Health Outcomes Group, American Medical Association, Chicago, Illinois, United States of America.
PLoS One. 2016 Jul 18;11(7):e0159366. doi: 10.1371/journal.pone.0159366. eCollection 2016.
Effective hypertension management often necessitates patients' adherence to the blood pressure (BP)-lowering medication regimen they are prescribed. Patients' adherence to that regimen can be affected by prescription- and payment-related factors that are typically controlled by prescribers, filling pharmacies, pharmacy benefit managers, and/or patients' health insurance plans. This study describes patterns and changes from 2009 to 2014 in factors that the literature reports are associated with increased adherence to BP-lowering medication.
We use a robust source of United States prescription sales data-IMS Health's National Prescription Audit-to describe BP-lowering medication fill counts and spending in 2009 compared with 2014. Moreover, we describe patterns and changes in adherence-promoting factors across age groups, payment sources, and medication classes. From 2009 to 2014, the BP-lowering medication prescription fill count increased from 613.7 million to 653.0 million. Encouraging changes in adherence-promoting factors included: the share of generic fills increased from 82.5% to 95.0%; average days' supply per fill increased from 45.9 to 51.8 days; and average total (patient contribution) spending per years' supply decreased from $359 ($54) to $311 ($37). Possibly undesirable changes included: the percentage of fills for fixed-dose combinations decreased from 17.1% to 14.2% and acquired via mail order decreased from 10.7% to 8.2%. In 2014: 653.0 million fills occurred accounting for $28.81B in spending; adults aged 45-64 years had the highest percentage of fixed-dose combinations fills (16.9%); and fills with Medicaid as the payment source had the lowest average patient spending per fill ($1.19).
We identified both encouraging and possibly undesirable patterns and changes from 2009 to 2014 in factors that promote adherence to BP-lowering medications during this period. Continued tracking of these metrics using pharmacy sales data can help identify areas that can be addressed by clinical and policy interventions to improve adherence for medications commonly used to treat hypertension.
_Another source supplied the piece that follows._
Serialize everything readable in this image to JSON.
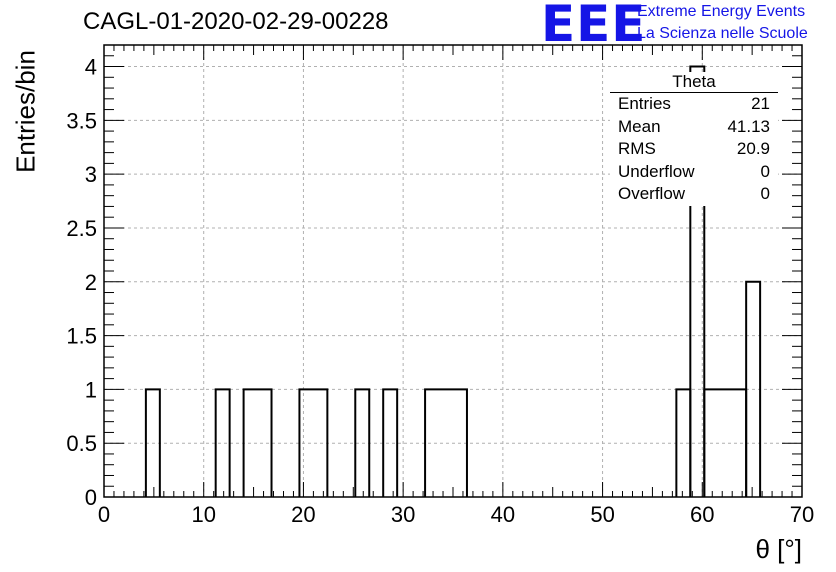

有效的高血压管理通常需要患者坚持服用所开具的降压药物治疗方案。患者对该方案的依从性可能会受到与处方和支付相关的因素影响,这些因素通常由开处方者、配药药房、药品福利管理机构和/或患者的健康保险计划控制。本研究描述了2009年至2014年期间文献报道的与降压药物依从性增加相关的因素的模式和变化。
我们使用美国处方销售数据的可靠来源——艾美仕市场研究公司的全国处方审计,来描述2009年与2014年相比的降压药物配药计数和支出情况。此外,我们描述了不同年龄组、支付来源和药物类别中促进依从性因素的模式和变化。从2009年到2014年,降压药物的处方配药计数从6.137亿增加到6.53亿。促进依从性因素的积极变化包括:通用名药物配药的比例从82.5%增加到95.0%;每次配药的平均供应天数从45.9天增加到51.8天;每年供应的平均总(患者自付)支出从359美元(54美元)降至311美元(37美元)。可能不理想的变化包括:固定剂量组合药物的配药比例从17.1%降至14.2%,通过邮购获得的比例从10.7%降至8.2%。2014年:发生了6.53亿次配药,支出达288.1亿美元;45至64岁的成年人固定剂量组合药物的配药比例最高(16.9%);以医疗补助作为支付来源的配药每次的平均患者支出最低(1.19美元)。
我们确定了2009年至2014年期间在促进降压药物依从性的因素方面既有令人鼓舞的模式和变化,也有可能不理想的情况。利用药房销售数据持续跟踪这些指标有助于确定临床和政策干预可以解决的领域,以提高常用于治疗高血压药物的依从性。